About ADAGOS - The story
Where do parsimonious neural networks come from?
ADAGOS, founded in 2011, is a spinoff of the IMT (Institut de Mathématiques de Toulouse).
ADAGOS breakthrough in deep learning techniques via introduction of parsimonious neural networks finds its origin in the outstanding scientific career of Mohamed MASMOUDI, Professor of Applied Mathematics at the University Paul Sabatier (France), where he participated to the creation of the Institute of Mathematics of Toulouse (IMT).
Mohamed MASMOUDI is indeed well known for his contribution to topological optimization techniques in optimal shape design used by the industry in various fields ranging from Mechanics to Electromagnetism. A main issue in topological optimization is to decide which nodes to remove from a mesh representing the shape of a given design.
Earlier in his scientific youth, he had also worked on neural networks, at the time where only single layers were used. As it often happens in human discoveries, the initiating sparkle came from the combination of two different domains, here topological shape optimization and neural network.
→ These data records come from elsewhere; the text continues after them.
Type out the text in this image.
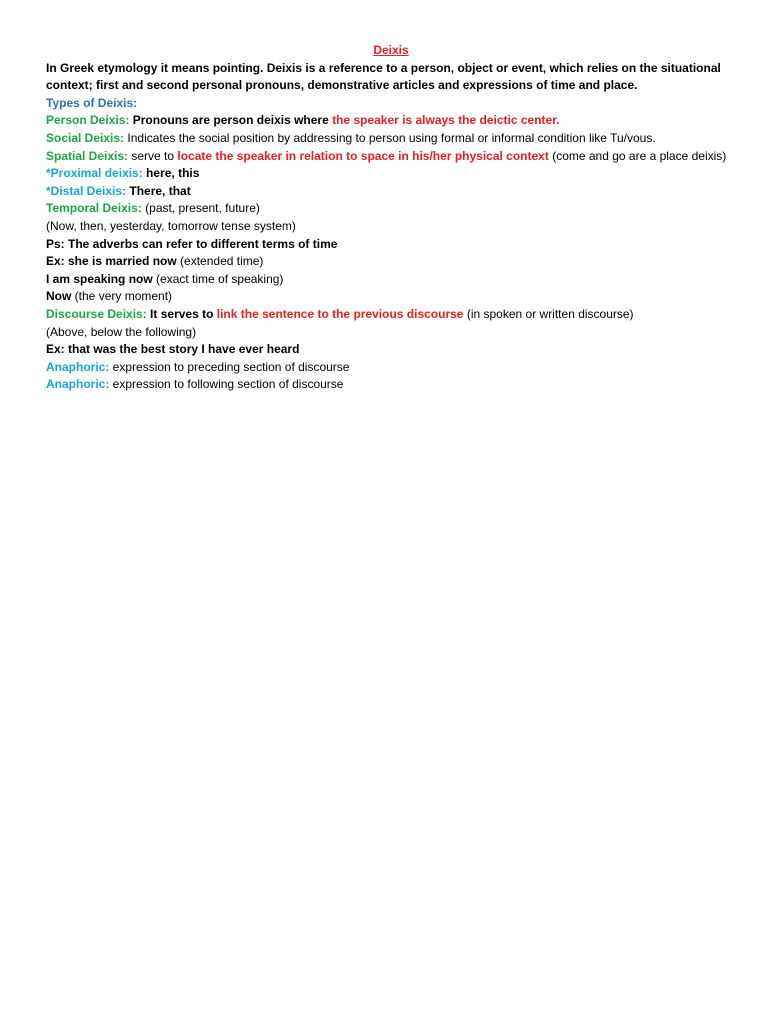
Deixis

In Greek etymology it means pointing. Deixis is a reference to a person, object or event, which relies on the situational context; first and second personal pronouns, demonstrative articles and expressions of time and place.

Types of Deixis:

Person Deixis: Pronouns are person deixis where the speaker is always the deictic center.

Social Deixis: Indicates the social position by addressing to person using formal or informal condition like Tu/vous.

Spatial Deixis: serve to locate the speaker in relation to space in his/her physical context (come and go are a place deixis)

*Proximal deixis: here, this

*Distal Deixis: There, that

Temporal Deixis: (past, present, future)

(Now, then, yesterday, tomorrow tense system)

Ps: The adverbs can refer to different terms of time

Ex: she is married now (extended time)

I am speaking now (exact time of speaking)

Now (the very moment)

Discourse Deixis: It serves to link the sentence to the previous discourse (in spoken or written discourse)

(Above, below the following)

Ex: that was the best story I have ever heard

Anaphoric: expression to preceding section of discourse

Anaphoric: expression to following section of discourse
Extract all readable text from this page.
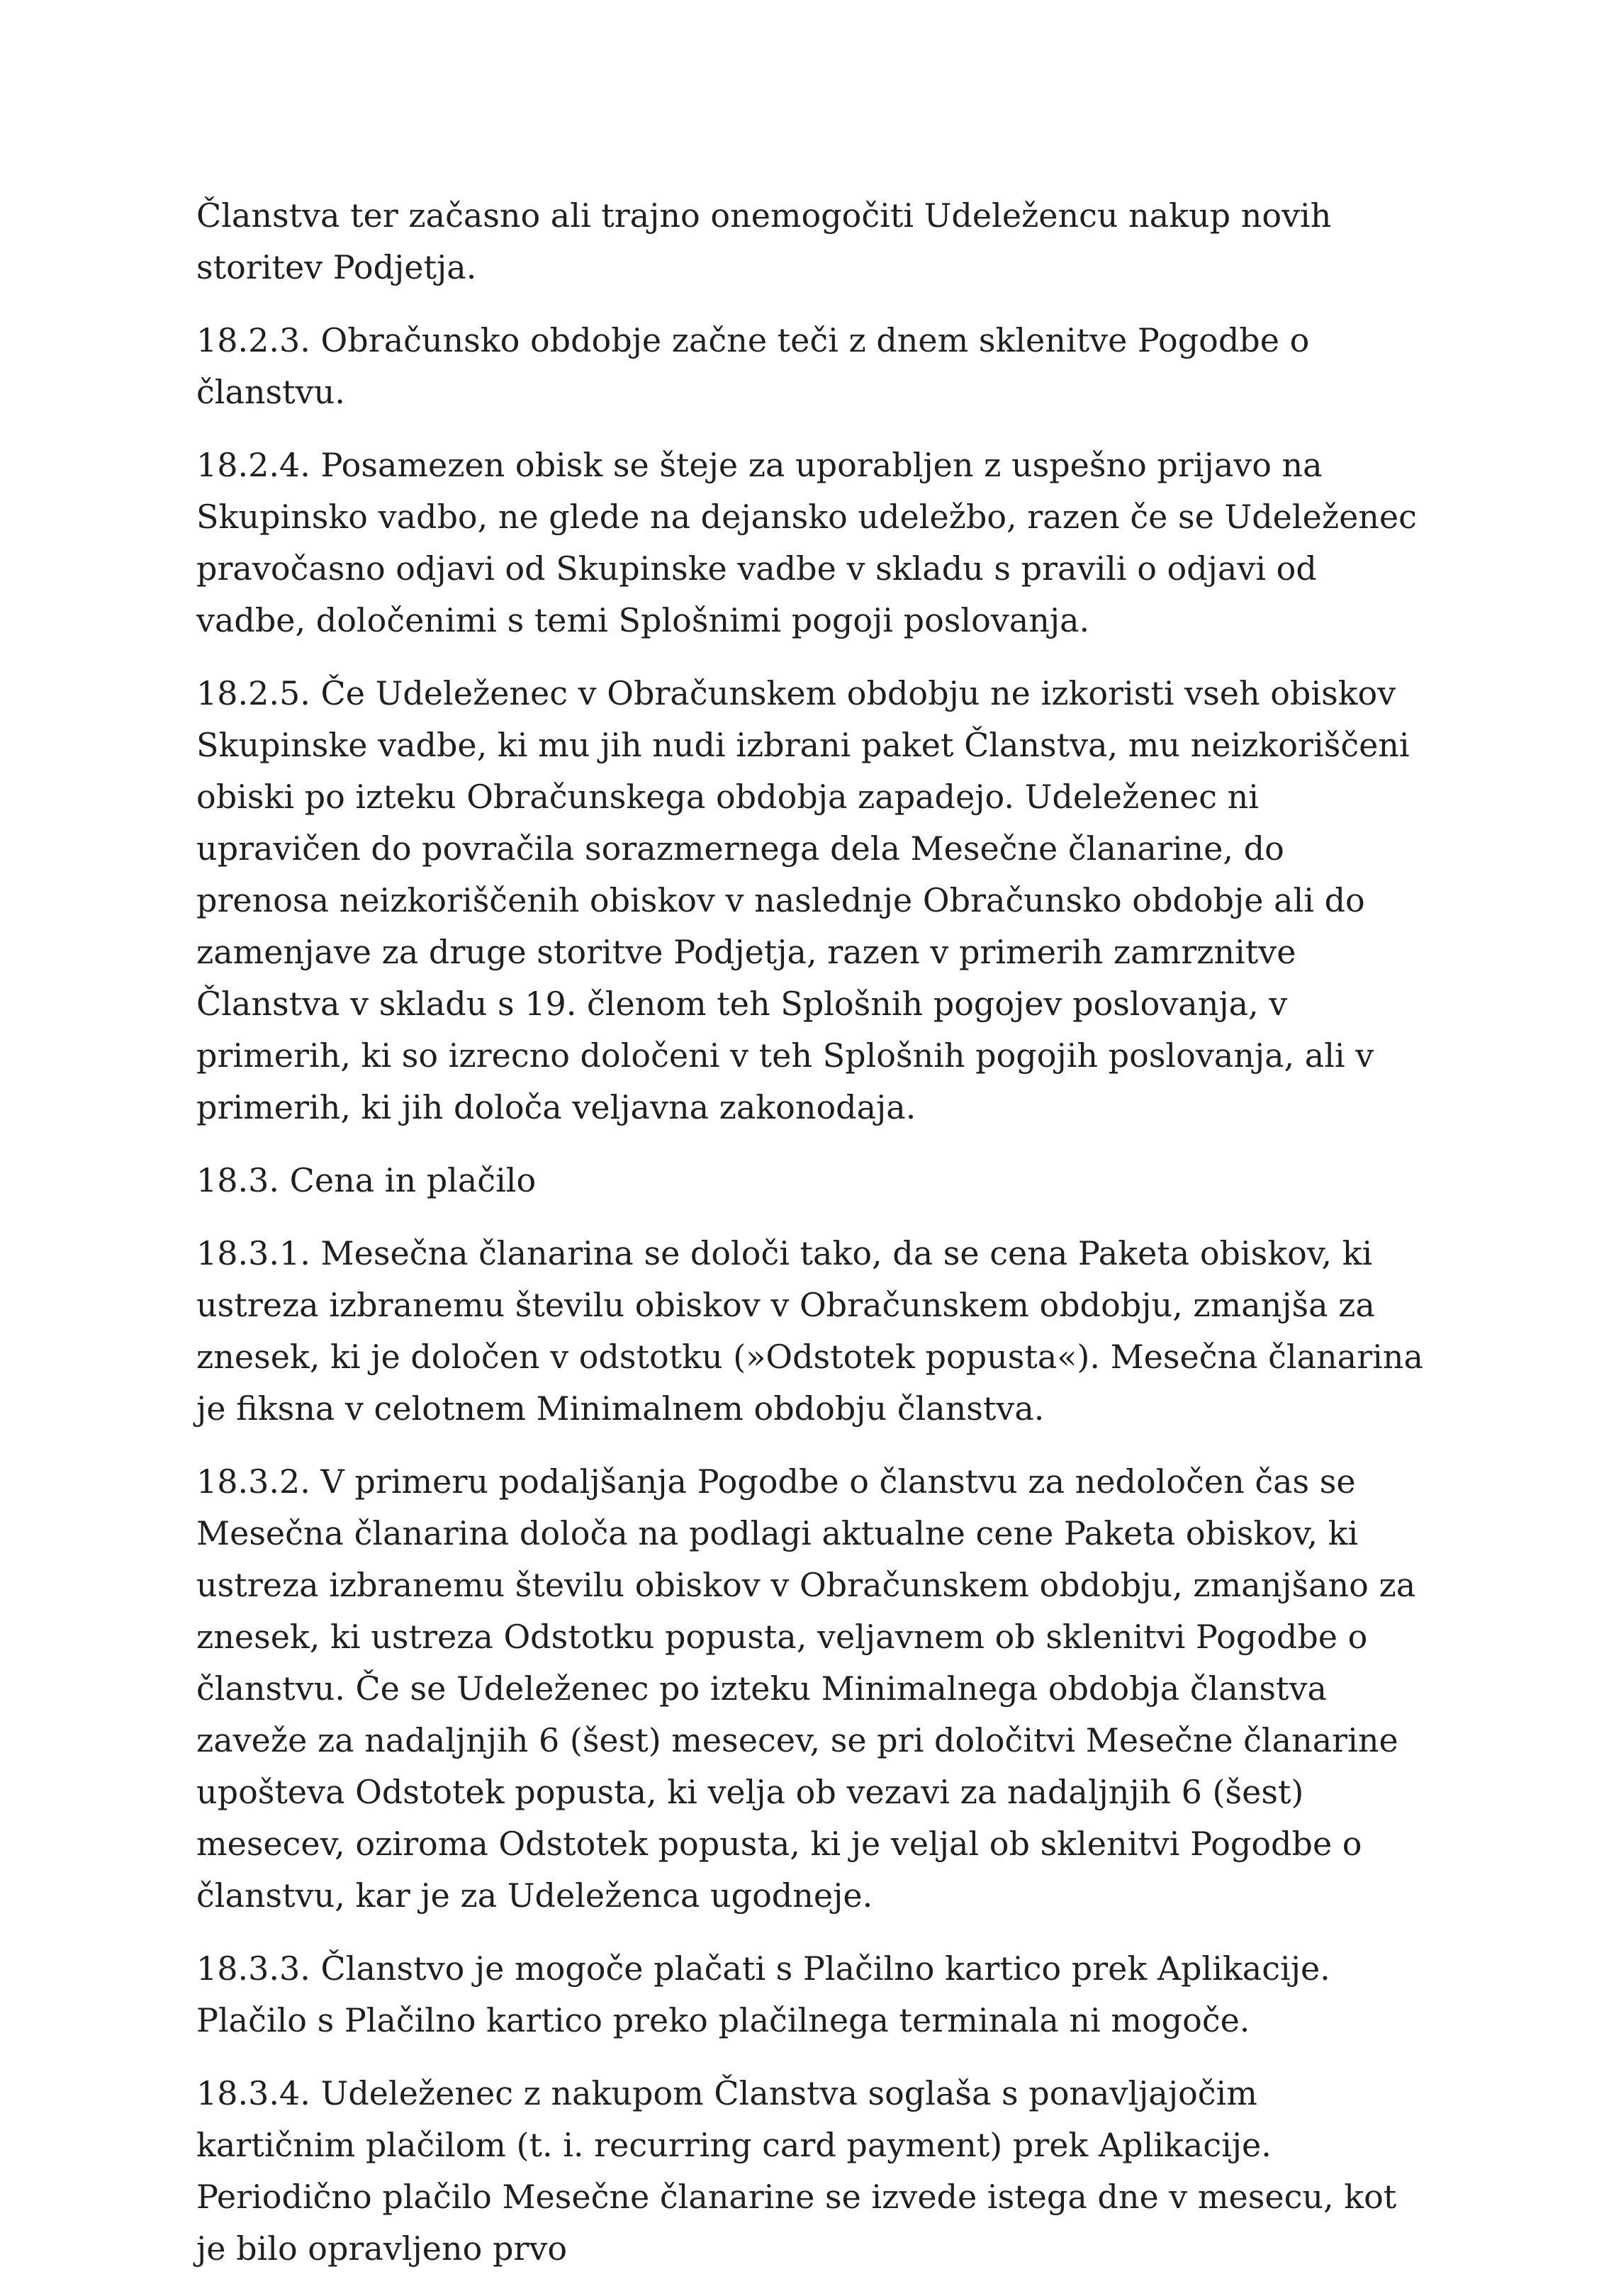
Članstva ter začasno ali trajno onemogočiti Udeležencu nakup novih storitev Podjetja.

18.2.3. Obračunsko obdobje začne teči z dnem sklenitve Pogodbe o članstvu.

18.2.4. Posamezen obisk se šteje za uporabljen z uspešno prijavo na Skupinsko vadbo, ne glede na dejansko udeležbo, razen če se Udeleženec pravočasno odjavi od Skupinske vadbe v skladu s pravili o odjavi od vadbe, določenimi s temi Splošnimi pogoji poslovanja.

18.2.5. Če Udeleženec v Obračunskem obdobju ne izkoristi vseh obiskov Skupinske vadbe, ki mu jih nudi izbrani paket Članstva, mu neizkoriščeni obiski po izteku Obračunskega obdobja zapadejo. Udeleženec ni upravičen do povračila sorazmernega dela Mesečne članarine, do prenosa neizkoriščenih obiskov v naslednje Obračunsko obdobje ali do zamenjave za druge storitve Podjetja, razen v primerih zamrznitve Članstva v skladu s 19. členom teh Splošnih pogojev poslovanja, v primerih, ki so izrecno določeni v teh Splošnih pogojih poslovanja, ali v primerih, ki jih določa veljavna zakonodaja.

18.3. Cena in plačilo

18.3.1. Mesečna članarina se določi tako, da se cena Paketa obiskov, ki ustreza izbranemu številu obiskov v Obračunskem obdobju, zmanjša za znesek, ki je določen v odstotku (»Odstotek popusta«). Mesečna članarina je fiksna v celotnem Minimalnem obdobju članstva.

18.3.2. V primeru podaljšanja Pogodbe o članstvu za nedoločen čas se Mesečna članarina določa na podlagi aktualne cene Paketa obiskov, ki ustreza izbranemu številu obiskov v Obračunskem obdobju, zmanjšano za znesek, ki ustreza Odstotku popusta, veljavnem ob sklenitvi Pogodbe o članstvu. Če se Udeleženec po izteku Minimalnega obdobja članstva zaveže za nadaljnjih 6 (šest) mesecev, se pri določitvi Mesečne članarine upošteva Odstotek popusta, ki velja ob vezavi za nadaljnjih 6 (šest) mesecev, oziroma Odstotek popusta, ki je veljal ob sklenitvi Pogodbe o članstvu, kar je za Udeleženca ugodneje.

18.3.3. Članstvo je mogoče plačati s Plačilno kartico prek Aplikacije. Plačilo s Plačilno kartico preko plačilnega terminala ni mogoče.

18.3.4. Udeleženec z nakupom Članstva soglaša s ponavljajočim kartičnim plačilom (t. i. recurring card payment) prek Aplikacije. Periodično plačilo Mesečne članarine se izvede istega dne v mesecu, kot je bilo opravljeno prvo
The crucial idea introduced by Mohamed MASMOUDI was then to use topological optimization criteria for designing neural networks by providing a mean for selecting those nodes and links that can be added. The result is then no less than a parsimonious neural network, a powerful tool for solving large and complex problems, using less resources - by several orders of magnitude - than the usual neural networks, in terms of data and computation.